At the same time, we are seeing a surge on people protesting that it is too hot. These people are so angry about what they call “global warming” that they are blocking roads, invading ports and locking themselves to equipment at mines.
I would have more sympathy for these morons if they could deliver some of us this warming that they keep harping on about. But they are worse than morons, they are breaking the law.
Their behaviour is illegal and puts people’s lives at risks. When these activists climb onto coal loaders or superglue themselves to roads, they not only put their safety at risk but the poor workers who have to get them down are put at risk too.
They also do not seem to understand that the superglues they use are made from the very fossil fuels they are campaigning against.
We are experiencing a spike in such stupidity right now. Because these activities affect major roads and thousands of people, there is a public outcry. Invariably governments will eventually respond to the outrage with some kind of crackdown. But then the months pass, governments move on and the cycle continues.
There has to be a concerted effort to increase the penalties for those that break the law and put people’s lives at risk. A few years ago, a swarm of hundreds of animal activists invaded a farm in southern Queensland. The dramatic footage did make the nightly news. And the former Liberal-National Government took action and increased penalties for anyone organising such action. We have not seen a repeat.
But we need to take the same sort of action for all of these types of activists not just because they put safety at risk but because they undermine our democracy.
These activists want to shut down our major industries. It is a free country. They are free to have that view. They are free to peacefully protest to promote their views. There are ways to do that.

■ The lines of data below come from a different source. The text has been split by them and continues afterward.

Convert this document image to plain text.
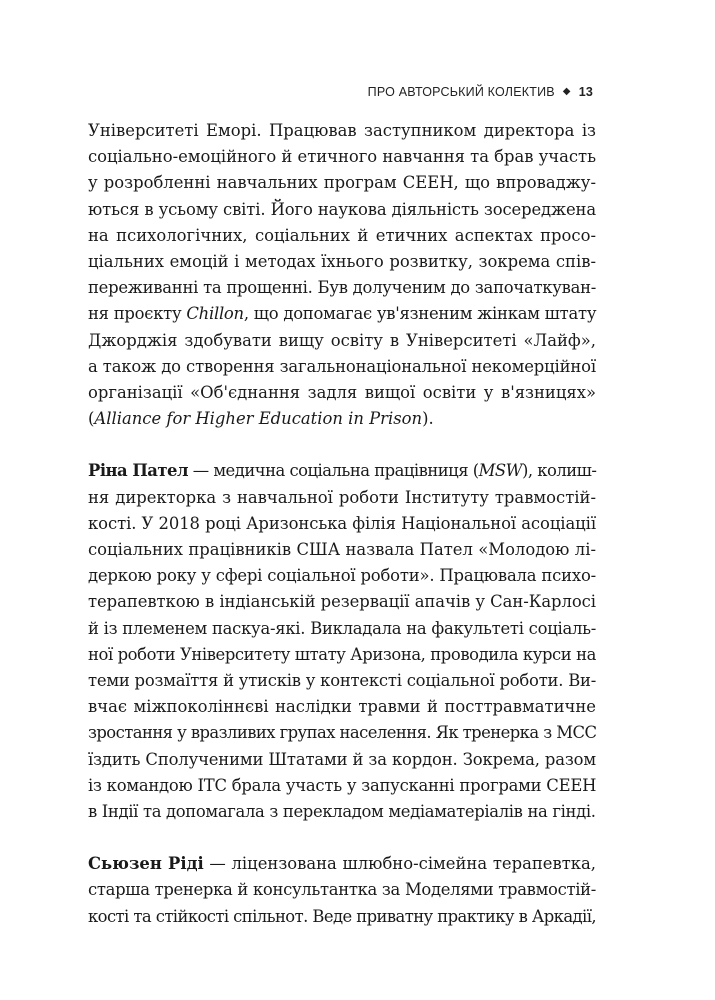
ПРО АВТОРСЬКИЙ КОЛЕКТИВ ◆ 13
Університеті Еморі. Працював заступником директора із
соціально-емоційного й етичного навчання та брав участь
у розробленні навчальних програм СЕЕН, що впроваджу-
ються в усьому світі. Його наукова діяльність зосереджена
на психологічних, соціальних й етичних аспектах просо-
ціальних емоцій і методах їхнього розвитку, зокрема спів-
переживанні та прощенні. Був долученим до започаткуван-
ня проєкту Chillon, що допомагає ув'язненим жінкам штату
Джорджія здобувати вищу освіту в Університеті «Лайф»,
а також до створення загальнонаціональної некомерційної
організації «Об'єднання задля вищої освіти у в'язницях»
(Alliance for Higher Education in Prison).
Ріна Пател — медична соціальна працівниця (MSW), колиш-
ня директорка з навчальної роботи Інституту травмостій-
кості. У 2018 році Аризонська філія Національної асоціації
соціальних працівників США назвала Пател «Молодою лі-
деркою року у сфері соціальної роботи». Працювала психо-
терапевткою в індіанській резервації апачів у Сан-Карлосі
й із племенем паскуа-які. Викладала на факультеті соціаль-
ної роботи Університету штату Аризона, проводила курси на
теми розмаїття й утисків у контексті соціальної роботи. Ви-
вчає міжпоколіннєві наслідки травми й посттравматичне
зростання у вразливих групах населення. Як тренерка з МСС
їздить Сполученими Штатами й за кордон. Зокрема, разом
із командою ITC брала участь у запусканні програми СЕЕН
в Індії та допомагала з перекладом медіаматеріалів на гінді.
Сьюзен Ріді — ліцензована шлюбно-сімейна терапевтка,
старша тренерка й консультантка за Моделями травмостій-
кості та стійкості спільнот. Веде приватну практику в Аркадії,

There is no right, however, to disrupt other people’s lives in pursuit of your own political ends. If you want to change the law, you stand for election. If you lose you do not get to continue your campaign by interrupting the lives of the people who did not vote for you.
It is time to get more serious about applying penalties to people who invade the homes and businesses of others just because they cannot get their way at an election.
Cracking down on the superglue class is not just important because of the direct inconvenience they cause, it is also essential to maintain our democratic form of representative government. We must steadfastly defend the principle, that if you want to change Australian laws, you stand for election, you do not, and cannot, super glue yourself to a road.